Namibia is now more vulnerable to external shocks than before, due to limited monetary and fiscal policy space, an analysis of the economy by IJG Securities has revealed.
This comes as the country was recently downgraded by Moody’s to junk status, a position which impacts on its external borrowings. Namibia’s debt levels currently stand at 41.9 percent, above the Government’s voluntary ceiling of 35 percent. “Effective fiscal reforms and consolidation, investor friendly policy, and public-private cooperation are the tools that remain available to us, and if implemented effectively, are likely to lead to a return to long term sustainable growth,” IJG said.
The firm expects the current economic slowdown to pass within a year, allowing the economy to recover.
“Pro-cyclical fiscal policy, which contributed to the overheating of the economy, may now result in it languishing in a low growth environment for an extended period.
“Balancing structural reforms, while undertaking fiscal consolidation will be challenging, but necessary,” IJG said.
The Securities company said fiscal policy space needs to be created through structural reforms in line with Government’s expenditure profile in order to return expenditure to sustainable levels.

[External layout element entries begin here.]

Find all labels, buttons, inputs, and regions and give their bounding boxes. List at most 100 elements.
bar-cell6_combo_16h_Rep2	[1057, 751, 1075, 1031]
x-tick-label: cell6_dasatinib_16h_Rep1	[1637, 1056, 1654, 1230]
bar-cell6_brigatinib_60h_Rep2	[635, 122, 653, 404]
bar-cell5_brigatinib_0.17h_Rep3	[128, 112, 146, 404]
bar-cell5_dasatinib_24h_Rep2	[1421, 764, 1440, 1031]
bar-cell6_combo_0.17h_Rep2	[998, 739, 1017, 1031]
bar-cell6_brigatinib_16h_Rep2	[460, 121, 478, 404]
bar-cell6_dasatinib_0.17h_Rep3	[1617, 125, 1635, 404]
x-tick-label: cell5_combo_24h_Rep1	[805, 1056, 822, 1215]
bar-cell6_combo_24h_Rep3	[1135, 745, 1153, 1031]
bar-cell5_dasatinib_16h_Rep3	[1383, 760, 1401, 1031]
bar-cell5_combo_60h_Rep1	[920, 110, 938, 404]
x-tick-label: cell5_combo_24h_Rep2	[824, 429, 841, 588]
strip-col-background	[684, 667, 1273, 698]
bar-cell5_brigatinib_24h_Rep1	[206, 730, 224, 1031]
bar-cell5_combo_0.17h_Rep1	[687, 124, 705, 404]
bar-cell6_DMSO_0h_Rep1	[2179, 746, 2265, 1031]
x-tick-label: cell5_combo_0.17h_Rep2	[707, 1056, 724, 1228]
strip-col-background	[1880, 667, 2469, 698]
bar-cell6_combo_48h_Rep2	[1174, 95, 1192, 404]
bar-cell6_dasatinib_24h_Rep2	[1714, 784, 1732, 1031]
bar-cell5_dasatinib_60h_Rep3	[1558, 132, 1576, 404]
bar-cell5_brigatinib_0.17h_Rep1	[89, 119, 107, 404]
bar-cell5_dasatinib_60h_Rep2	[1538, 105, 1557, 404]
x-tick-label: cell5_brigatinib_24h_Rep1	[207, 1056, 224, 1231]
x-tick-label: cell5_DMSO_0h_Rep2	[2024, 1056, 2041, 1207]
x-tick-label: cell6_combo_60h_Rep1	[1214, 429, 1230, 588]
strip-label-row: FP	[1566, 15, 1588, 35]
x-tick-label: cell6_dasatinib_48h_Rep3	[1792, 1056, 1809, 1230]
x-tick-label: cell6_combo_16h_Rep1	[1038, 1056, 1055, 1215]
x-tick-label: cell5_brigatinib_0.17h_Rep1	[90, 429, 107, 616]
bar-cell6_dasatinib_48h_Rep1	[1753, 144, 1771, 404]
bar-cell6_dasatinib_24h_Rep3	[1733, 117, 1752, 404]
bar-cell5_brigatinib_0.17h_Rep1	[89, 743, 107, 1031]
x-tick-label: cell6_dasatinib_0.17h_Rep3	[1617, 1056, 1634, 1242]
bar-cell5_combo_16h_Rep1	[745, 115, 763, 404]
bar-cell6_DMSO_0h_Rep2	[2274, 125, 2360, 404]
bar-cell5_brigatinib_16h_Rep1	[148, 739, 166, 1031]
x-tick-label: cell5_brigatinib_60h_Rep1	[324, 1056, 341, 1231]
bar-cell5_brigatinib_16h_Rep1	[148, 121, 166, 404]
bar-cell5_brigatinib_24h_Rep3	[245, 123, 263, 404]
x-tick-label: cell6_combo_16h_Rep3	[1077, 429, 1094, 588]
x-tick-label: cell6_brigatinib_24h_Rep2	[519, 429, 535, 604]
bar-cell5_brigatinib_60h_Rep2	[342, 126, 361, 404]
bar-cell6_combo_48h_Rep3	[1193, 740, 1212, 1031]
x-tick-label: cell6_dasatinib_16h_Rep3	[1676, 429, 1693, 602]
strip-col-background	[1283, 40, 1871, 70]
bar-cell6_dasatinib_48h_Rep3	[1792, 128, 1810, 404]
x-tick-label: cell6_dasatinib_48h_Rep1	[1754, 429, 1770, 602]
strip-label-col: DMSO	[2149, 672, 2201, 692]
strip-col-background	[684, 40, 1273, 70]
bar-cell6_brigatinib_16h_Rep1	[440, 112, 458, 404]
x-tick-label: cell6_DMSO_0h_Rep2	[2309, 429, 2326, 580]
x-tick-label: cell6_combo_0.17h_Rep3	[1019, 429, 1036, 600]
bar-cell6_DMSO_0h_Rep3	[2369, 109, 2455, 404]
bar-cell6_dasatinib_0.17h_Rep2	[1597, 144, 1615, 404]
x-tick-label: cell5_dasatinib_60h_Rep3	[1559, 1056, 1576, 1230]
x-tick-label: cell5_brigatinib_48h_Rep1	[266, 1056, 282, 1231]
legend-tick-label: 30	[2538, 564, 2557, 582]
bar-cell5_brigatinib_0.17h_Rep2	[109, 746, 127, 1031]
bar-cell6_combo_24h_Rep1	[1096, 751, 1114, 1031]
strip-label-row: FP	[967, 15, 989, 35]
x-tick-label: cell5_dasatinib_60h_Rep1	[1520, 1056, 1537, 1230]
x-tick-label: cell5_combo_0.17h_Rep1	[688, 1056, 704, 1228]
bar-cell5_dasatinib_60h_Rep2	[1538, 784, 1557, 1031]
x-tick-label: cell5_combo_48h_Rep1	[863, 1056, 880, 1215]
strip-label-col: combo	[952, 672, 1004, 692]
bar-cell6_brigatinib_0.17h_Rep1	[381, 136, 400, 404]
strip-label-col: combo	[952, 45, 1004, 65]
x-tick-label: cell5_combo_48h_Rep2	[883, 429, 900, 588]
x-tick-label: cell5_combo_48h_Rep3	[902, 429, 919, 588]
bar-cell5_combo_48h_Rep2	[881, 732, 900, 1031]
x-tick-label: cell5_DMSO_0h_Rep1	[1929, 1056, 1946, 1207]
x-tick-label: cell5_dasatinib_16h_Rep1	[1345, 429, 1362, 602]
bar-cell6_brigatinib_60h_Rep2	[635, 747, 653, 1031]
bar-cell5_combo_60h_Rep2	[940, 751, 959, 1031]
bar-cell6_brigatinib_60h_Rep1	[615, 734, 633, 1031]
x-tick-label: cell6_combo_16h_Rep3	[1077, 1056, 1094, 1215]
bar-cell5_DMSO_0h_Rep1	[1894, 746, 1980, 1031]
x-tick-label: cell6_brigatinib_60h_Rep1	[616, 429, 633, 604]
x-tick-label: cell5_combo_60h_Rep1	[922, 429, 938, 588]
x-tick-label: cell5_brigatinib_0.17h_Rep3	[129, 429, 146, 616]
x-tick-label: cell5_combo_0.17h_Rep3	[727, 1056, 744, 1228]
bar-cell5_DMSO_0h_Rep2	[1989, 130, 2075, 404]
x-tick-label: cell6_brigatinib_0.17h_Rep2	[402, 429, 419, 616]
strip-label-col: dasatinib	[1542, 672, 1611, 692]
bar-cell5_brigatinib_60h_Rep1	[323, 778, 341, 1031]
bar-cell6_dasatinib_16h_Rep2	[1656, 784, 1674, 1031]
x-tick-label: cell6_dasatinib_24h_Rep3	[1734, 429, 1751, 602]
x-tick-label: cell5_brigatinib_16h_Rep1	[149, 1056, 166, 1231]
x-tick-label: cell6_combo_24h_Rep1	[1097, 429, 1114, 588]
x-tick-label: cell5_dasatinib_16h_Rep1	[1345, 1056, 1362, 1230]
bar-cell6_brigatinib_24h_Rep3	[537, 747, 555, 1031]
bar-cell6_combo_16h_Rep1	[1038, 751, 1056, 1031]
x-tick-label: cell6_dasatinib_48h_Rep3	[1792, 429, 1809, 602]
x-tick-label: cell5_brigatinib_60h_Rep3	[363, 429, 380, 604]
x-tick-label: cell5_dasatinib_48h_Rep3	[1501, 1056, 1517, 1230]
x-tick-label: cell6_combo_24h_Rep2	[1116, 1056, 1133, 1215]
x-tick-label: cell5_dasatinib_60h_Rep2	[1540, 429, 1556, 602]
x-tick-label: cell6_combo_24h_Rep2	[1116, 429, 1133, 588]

“The current process of fiscal consolidation is the first step in the right direction. The rate at which recurrent, consumptive expenditure has increased over the last few years needs to be reduced drastically in order to grow productive expenditure.”
IJG said the outlook for the rest of the year and the year after, remains downcast.
“The fiscus is likely to remain under pressure and low liquidity, such as that seen in 2016/17, could reappear going forward.”
Last week, the Namibia Statistics Agency released the final National Accounts for 2016, which showed that the economy registered a growth rate of 1.1 percent. This was against the backdrop of a severe drought impacting on the agricultural sector and a subdued commodity prices in the mining sector.
Finance Minister, Calle Schlettwein, told a Namibia Chamber of Commerce and Industry event recently that improved Government spending of the current budget of N$62.4 billion is expected to support growth in the tertiary services.
Schlettwein said the decision by the Bank of Namibia to cut the repo rate by 25 basis points to 6.75 percent was in support of domestic demand conditions.
“We encourage the private sector and households to use this interest rate respite to invest in productive, instead of consumptive activities,” the finance minister said.